Een plensbui wekt ons. Ai, dat klinkt niet goed. We blijven
gewoon nog even lekker doorsoezen. Wetende dat de eerste uren de stroomsnelheid
door Dorus Mor nog fors is.
In het rustige Craobh Haven dat rondom door eilandjes en breakwaters is omgeven, merken we weinig
van het weer buiten. Het is grauw en nogal egaal grijs. De regen gaat over in drizzle. Van die stevige motregen waar
je in no-time toch helemaal doorweekt van raakt. De kajuit is omgetoverd in een
wasserette. We hebben de wasmachine in de haven gebruikt en daarna de
droogtrommel. Alleen werkte de eerste aanzienlijk beter dan de tweede. Ook na
de nodige ponden verslonden te hebben zorgt het apparaat er nog niet voor dat
de was droog is. Dus span ik een paar touwtjes door de kajuit en daaraan hangt
de nog niet droge was. Erg huiselijk, maar toch liever niet.

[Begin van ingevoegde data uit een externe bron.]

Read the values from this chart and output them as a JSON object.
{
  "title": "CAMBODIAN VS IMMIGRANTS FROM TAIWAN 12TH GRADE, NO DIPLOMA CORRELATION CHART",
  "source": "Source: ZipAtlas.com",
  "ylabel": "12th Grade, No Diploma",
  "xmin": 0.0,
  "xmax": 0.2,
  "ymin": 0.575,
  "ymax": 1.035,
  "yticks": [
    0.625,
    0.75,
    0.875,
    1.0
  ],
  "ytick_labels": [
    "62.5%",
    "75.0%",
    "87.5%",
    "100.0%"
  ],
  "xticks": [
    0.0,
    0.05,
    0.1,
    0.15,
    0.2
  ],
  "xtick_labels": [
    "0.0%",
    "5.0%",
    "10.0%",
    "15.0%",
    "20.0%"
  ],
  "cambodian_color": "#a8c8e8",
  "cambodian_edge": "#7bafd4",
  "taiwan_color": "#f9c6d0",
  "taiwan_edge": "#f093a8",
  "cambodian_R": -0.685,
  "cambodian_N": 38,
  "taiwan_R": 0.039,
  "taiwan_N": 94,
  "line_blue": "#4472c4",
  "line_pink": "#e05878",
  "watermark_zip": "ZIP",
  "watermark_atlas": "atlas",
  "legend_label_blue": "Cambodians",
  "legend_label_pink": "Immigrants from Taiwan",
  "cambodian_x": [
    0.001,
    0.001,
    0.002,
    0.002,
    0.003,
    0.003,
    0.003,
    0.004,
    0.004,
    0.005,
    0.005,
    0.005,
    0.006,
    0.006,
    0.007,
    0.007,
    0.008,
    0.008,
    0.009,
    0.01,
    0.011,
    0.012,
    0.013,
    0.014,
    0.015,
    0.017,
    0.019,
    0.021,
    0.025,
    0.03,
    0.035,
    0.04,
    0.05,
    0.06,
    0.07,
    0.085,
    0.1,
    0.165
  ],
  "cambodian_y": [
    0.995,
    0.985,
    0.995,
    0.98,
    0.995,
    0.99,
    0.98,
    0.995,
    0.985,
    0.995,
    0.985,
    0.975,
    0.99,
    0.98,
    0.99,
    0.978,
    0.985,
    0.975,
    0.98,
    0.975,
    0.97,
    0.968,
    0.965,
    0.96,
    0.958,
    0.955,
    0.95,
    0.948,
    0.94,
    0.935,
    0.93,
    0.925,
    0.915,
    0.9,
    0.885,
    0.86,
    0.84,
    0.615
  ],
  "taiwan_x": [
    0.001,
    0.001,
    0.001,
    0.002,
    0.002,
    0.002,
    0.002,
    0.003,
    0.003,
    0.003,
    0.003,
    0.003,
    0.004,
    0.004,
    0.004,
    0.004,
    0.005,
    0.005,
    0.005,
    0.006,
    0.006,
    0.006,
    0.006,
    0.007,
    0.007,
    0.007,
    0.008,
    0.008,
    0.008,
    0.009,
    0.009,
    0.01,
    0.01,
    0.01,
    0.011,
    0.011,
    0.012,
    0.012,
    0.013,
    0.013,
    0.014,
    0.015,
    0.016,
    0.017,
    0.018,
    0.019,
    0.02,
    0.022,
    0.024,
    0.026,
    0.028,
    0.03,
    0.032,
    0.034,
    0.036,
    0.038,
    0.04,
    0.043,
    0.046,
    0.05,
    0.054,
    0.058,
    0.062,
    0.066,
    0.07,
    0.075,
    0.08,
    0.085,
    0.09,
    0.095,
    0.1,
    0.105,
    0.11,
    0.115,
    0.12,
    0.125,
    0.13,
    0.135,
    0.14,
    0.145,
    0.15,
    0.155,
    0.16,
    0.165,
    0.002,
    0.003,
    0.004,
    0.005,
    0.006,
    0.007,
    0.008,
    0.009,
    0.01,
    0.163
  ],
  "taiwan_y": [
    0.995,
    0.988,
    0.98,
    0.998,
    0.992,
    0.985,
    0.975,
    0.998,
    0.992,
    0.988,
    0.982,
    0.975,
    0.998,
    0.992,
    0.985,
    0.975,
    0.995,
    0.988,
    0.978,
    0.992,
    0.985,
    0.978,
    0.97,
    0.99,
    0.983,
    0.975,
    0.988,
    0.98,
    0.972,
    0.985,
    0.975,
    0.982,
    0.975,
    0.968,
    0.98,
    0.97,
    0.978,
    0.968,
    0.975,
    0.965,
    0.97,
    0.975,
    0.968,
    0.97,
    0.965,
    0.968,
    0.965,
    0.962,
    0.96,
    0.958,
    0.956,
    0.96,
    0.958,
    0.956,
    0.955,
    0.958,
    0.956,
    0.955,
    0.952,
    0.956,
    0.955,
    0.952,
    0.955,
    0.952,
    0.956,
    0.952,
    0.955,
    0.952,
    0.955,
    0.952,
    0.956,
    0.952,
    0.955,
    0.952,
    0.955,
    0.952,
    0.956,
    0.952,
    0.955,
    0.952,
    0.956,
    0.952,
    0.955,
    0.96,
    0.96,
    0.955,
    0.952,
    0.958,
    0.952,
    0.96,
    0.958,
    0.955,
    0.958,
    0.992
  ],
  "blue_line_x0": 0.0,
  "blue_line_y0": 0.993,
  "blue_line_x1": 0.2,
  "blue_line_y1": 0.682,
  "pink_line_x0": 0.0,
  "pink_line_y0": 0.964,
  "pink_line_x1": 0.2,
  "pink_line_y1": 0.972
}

Vandaag staat een korte tocht op het programma, naar het
begin van het Crinan Canal. Wel een route met op de kaart van die extra golfjes
getekend. En in de elektronische kaart staat er plotseling de stroomsnelheid
bij. Acht knopen bij springtij in oostgaande richting, zes knopen in westgaande
richting. Dat is Dorus Mor, een nauwe doorgang van een paar honderd meter
tussen twee massieve eilanden. Wij moeten er van west naar oost door om bij
Crinan te komen. Net na springtij. In de haven van Ardfern waar we gisteren
naartoe wandelden, heb ik een foto gemaakt van de stroomrichtingen bij Dorus
Mor. Altijd handig zo’n lokale informatie. Die geeft aan dat we stroom mee
hebben tussen kwart over zeven ’s-Ochtends en een uur ‘s-middags. Wij zijn er
om half twaalf en hebben keurig het laatste stukje van de oostgaande stroom
mee. Toch gaan we nog even elf knopen en rommelt het water weer om ons heen.
Dan plotseling, rust.
Dat schiet lekker op, 11 knopen over de grond |
Precies tussen de twee eilanden is het stil, we hebben
zelfs een paar tienden stroom tegen. Even later begint het water weer te
kolken. Maar dan is Crinan al in zicht en het ergste leed geleden. Ermi blijft
stoïcijns bij zo’n passage, ik knijp hem stiekem wel. Gelukkig gaat alles zoals
het hoort. Een snelle motorboot schiet ons voorbij en vindt samen met een oud
visserschip plek in de eerste sluis. De sluismeester roept ‘to narrow’ en ‘be back with you in five minutes’. Dat wordt natuurlijk iets
langer en dus pikken we een meerboei op vlak voor de sluis. Maar goed ook want
na een paar korte droge momenten komt er weer een stevige bui over. Onder de
buiskap zitten we droog en wachten rustig af hoe het verder gaat. Even later
draaien de deuren open en kunnen we naar binnen. Van zout naar zoet dit keer.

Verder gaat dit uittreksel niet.